Doing too much

Published June 7, 2026, 9:53 p.m., last updated June 7, 2026, 9:53 p.m.

I walked to On Call Cafe with a friend. The night was frigid, but we were warm in our coats. We were here for “Why We Look At Art,” a conversation with art history professor Alexander Nemerov and film senior lecturer Adam Tobin on why art should matter to Stanford students. After a brief introduction, they opened the floor to questions. I leaned forward.

Each question was different, but the response inevitably came back to the same core. They talked of turning inward, of being alive to the world, of seeking yourself. I felt like I had entered a portal, where people spoke a different language: the language one uses to circle around the unnameable, tracing its shape. Such is the language of art and spirituality, for the truths it points to cannot be casually picked up and analyzed but rather are the center about which our lives revolve.

It has been a while since I entered this portal. I used to slip in and out, reading, thinking and paying attention. But freshman year hit like a tumbling river, and life became a struggle to stay afloat. In the brief moments where I can take a breath, I chance upon my past musings, and am struck with a warping sensation, as if gazing down a long tunnel towards a fair and distant land. It feels strange to recall a time when I had the leisure to think about life, to ponder how to live rightly or to enjoy art. I cannot imagine indulging in such luxury now.

Stanford students chronically do too much. We take over 20 units, participate in music or dance or theater, join pre-professional organizations, conduct research and work at internships or jobs. Our culture is one of rampant overconsumption: the overconsumption of activities.

Just like any kind of consumerism, there is an underlying structure of “never enough.” If we have a free block in our schedule, we will fill it. We load up on obligations until we become sleep-deprived and stressed out of our minds. Even then, we always doubt: Am I doing enough?

Sustained over weeks, this causes burnout. But there is a subtle risk I fear even more: that I will lose the capacity to think.

The overconsumption of activities means the overconsumption of time, which means the overconsumption of mental space.
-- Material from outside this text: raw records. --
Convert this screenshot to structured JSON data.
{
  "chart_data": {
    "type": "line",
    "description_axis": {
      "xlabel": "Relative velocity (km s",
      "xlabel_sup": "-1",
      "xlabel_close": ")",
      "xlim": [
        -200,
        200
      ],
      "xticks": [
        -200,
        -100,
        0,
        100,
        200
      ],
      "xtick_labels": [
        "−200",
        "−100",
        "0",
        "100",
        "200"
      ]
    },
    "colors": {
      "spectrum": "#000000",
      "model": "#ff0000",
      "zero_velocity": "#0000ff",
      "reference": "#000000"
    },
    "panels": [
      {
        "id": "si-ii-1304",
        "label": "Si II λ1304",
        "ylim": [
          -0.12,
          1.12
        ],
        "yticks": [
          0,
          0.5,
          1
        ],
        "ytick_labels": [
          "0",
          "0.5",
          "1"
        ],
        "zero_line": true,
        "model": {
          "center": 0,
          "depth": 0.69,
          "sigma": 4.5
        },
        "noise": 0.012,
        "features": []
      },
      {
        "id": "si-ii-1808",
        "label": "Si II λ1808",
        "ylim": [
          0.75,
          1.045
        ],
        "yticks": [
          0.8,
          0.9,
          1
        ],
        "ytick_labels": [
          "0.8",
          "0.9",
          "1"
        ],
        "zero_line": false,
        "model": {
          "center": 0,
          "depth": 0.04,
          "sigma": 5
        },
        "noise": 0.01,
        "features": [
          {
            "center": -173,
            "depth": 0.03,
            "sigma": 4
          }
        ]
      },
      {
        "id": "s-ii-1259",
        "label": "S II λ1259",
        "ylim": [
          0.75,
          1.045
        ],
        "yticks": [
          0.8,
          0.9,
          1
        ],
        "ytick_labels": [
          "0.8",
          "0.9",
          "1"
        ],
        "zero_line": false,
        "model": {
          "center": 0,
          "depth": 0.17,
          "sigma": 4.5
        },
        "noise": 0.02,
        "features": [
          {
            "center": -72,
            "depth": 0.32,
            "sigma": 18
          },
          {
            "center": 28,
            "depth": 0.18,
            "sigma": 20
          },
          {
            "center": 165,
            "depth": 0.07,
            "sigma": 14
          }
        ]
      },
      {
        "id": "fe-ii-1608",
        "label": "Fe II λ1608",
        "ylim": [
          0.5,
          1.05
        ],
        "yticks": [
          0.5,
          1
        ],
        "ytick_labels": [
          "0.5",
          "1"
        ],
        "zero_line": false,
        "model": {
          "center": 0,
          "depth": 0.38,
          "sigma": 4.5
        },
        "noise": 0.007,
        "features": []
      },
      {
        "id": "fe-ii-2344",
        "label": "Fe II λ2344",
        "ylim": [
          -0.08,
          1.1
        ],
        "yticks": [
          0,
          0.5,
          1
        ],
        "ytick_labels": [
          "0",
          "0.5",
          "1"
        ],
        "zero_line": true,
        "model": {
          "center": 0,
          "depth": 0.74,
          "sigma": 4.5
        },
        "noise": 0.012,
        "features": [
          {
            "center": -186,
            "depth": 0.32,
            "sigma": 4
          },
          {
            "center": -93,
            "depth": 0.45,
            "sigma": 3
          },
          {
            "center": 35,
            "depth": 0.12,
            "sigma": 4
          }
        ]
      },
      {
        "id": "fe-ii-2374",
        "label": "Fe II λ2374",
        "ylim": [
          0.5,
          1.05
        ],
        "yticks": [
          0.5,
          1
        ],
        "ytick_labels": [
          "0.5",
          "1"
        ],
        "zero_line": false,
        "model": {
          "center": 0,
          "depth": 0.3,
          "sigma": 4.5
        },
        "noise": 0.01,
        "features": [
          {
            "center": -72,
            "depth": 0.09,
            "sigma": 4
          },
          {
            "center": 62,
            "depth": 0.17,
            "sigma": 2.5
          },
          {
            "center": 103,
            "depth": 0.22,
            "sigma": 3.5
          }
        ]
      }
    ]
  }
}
Contemplation arises naturally in times of ease. In times of hardship, there is no space for it. Conversations begin to revolve endlessly around p-sets and midterms. My maximum capacity for thought becomes listing the assignments due tomorrow. When I have time to rest, I simply stare blankly, my mind empty: not because I am at peace, but because I am drained.

What do we lose when we lose the capacity for contemplation?

Many writers have pointed out that most of our lives are lived unconsciously. David Foster Wallace called it “the water”; Virginia Woolf, “the cotton wool”; Nick Bostrom, “the soot.” It is the day in and day out motions of life we go through without being aware of ourselves or the world. Losing the capacity to contemplate, then, is losing the few lucid moments where we step out of the wool. It is losing our consciousness.

It is concerning that the last time I had reflective thoughts about life with some regularity was in high school. What does this mean for the future? I do not want to become simultaneously more accomplished and less conscious. I do not want to emerge from college as a blank-minded automaton with an impressive resume and become a blank-minded automaton with an impressive bank account. To do so would make youth the death of myself, instead of its flowering.

What is one to do? We have the incredible luck to be in a place with more opportunities than anyone can explore in several lifetimes. There is nothing inherently wrong with doing many things; there is simply a cost to doing too much.

The Stoic philosophers, and many others, urged us to withdraw from the world and turn our attention inwards. I love this philosophy, but it is at complete odds with the life I live, and this life is also wonderful. How do we reconcile the need for contemplation and quietude with the pace of life at Stanford, with the energy of being young?

One can begin by not forgetting: by taking a step back, from time to time, to process the life one has been living. It becomes easier, then, to process it as it’s happening, to give oneself mental latitude even when demands press upon one’s time. It is possible to dwell in ease even when the going isn’t easy.

Living fast is okay when you remember to slow down.